The commentary on the Endangered Species Act was strong and largely built on an essay by the author of Freakonomics [Revised and Expanded]: A Rogue Economist Explores the Hidden Side of Everything, Steven D. Levitt. It studies the unintended consequences of the Endangered Species Act in which some people kill endangered species or destroy their habitats so they don't lose their property rights to a series of federal mandates.

Negatives:

His commentary on ethanol is strong, but goes overboard. His math sometimes does not make sense. He claims (correctly, I'm pretty sure) that all of the gasoline must be 10% ethanol. A few pages later he notes that if this were to happen an extra 55 million acres of corn would have to be planted. Well, we're already doing it. He also cites sources that claim we'd have to clear cut forests to plant all of this corn. I live in the cornbelt (Indiana) and I grew up on the farm. Every farmer has fields that are devoted to hay, straw or pastureland that will be converted to fields before we start clearing forests. Plus, increased yields (an achievement Murray points out in this chapter) will make up some of the difference as well.

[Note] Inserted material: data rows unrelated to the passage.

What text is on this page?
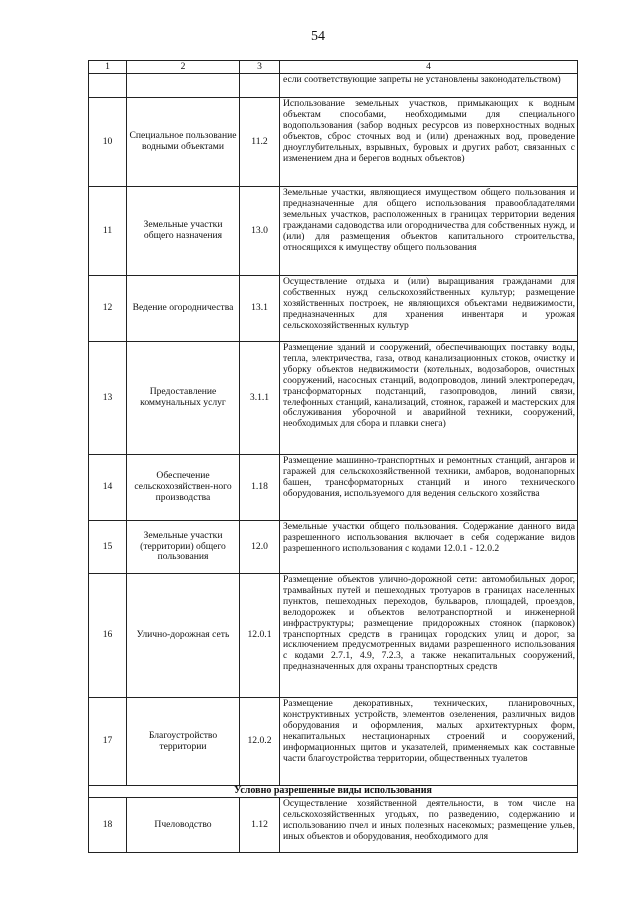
54
1	2	3	4
			если соответствующие запреты не установлены законодательством)
10	Специальное пользование водными объектами	11.2	Использование земельных участков, примыкающих к водным объектам способами, необходимыми для специального водопользования (забор водных ресурсов из поверхностных водных объектов, сброс сточных вод и (или) дренажных вод, проведение дноуглубительных, взрывных, буровых и других работ, связанных с изменением дна и берегов водных объектов)
11	Земельные участки общего назначения	13.0	Земельные участки, являющиеся имуществом общего пользования и предназначенные для общего использования правообладателями земельных участков, расположенных в границах территории ведения гражданами садоводства или огородничества для собственных нужд, и (или) для размещения объектов капитального строительства, относящихся к имуществу общего пользования
12	Ведение огородничества	13.1	Осуществление отдыха и (или) выращивания гражданами для собственных нужд сельскохозяйственных культур; размещение хозяйственных построек, не являющихся объектами недвижимости, предназначенных для хранения инвентаря и урожая сельскохозяйственных культур
13	Предоставление коммунальных услуг	3.1.1	Размещение зданий и сооружений, обеспечивающих поставку воды, тепла, электричества, газа, отвод канализационных стоков, очистку и уборку объектов недвижимости (котельных, водозаборов, очистных сооружений, насосных станций, водопроводов, линий электропередач, трансформаторных подстанций, газопроводов, линий связи, телефонных станций, канализаций, стоянок, гаражей и мастерских для обслуживания уборочной и аварийной техники, сооружений, необходимых для сбора и плавки снега)
14	Обеспечение сельскохозяйствен-ного производства	1.18	Размещение машинно-транспортных и ремонтных станций, ангаров и гаражей для сельскохозяйственной техники, амбаров, водонапорных башен, трансформаторных станций и иного технического оборудования, используемого для ведения сельского хозяйства
15	Земельные участки (территории) общего пользования	12.0	Земельные участки общего пользования. Содержание данного вида разрешенного использования включает в себя содержание видов разрешенного использования с кодами 12.0.1 - 12.0.2
16	Улично-дорожная сеть	12.0.1	Размещение объектов улично-дорожной сети: автомобильных дорог, трамвайных путей и пешеходных тротуаров в границах населенных пунктов, пешеходных переходов, бульваров, площадей, проездов, велодорожек и объектов велотранспортной и инженерной инфраструктуры; размещение придорожных стоянок (парковок) транспортных средств в границах городских улиц и дорог, за исключением предусмотренных видами разрешенного использования с кодами 2.7.1, 4.9, 7.2.3, а также некапитальных сооружений, предназначенных для охраны транспортных средств
17	Благоустройство территории	12.0.2	Размещение декоративных, технических, планировочных, конструктивных устройств, элементов озеленения, различных видов оборудования и оформления, малых архитектурных форм, некапитальных нестационарных строений и сооружений, информационных щитов и указателей, применяемых как составные части благоустройства территории, общественных туалетов
Условно разрешенные виды использования			
18	Пчеловодство	1.12	Осуществление хозяйственной деятельности, в том числе на сельскохозяйственных угодьях, по разведению, содержанию и использованию пчел и иных полезных насекомых; размещение ульев, иных объектов и оборудования, необходимого для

The Aral Sea disaster (it was drained to provide water to meet Soviet cotton crop targets) is awful, but can only loosely be placed at the feet of environmentalists. He cites it as an example of poor choices of central planning and a cautionary tale to central planning schemes like Kyoto or carbon credits, but this is a loose association at best.

So, in sum, this is a pleasure to read. Well-cited, but not a perfect book.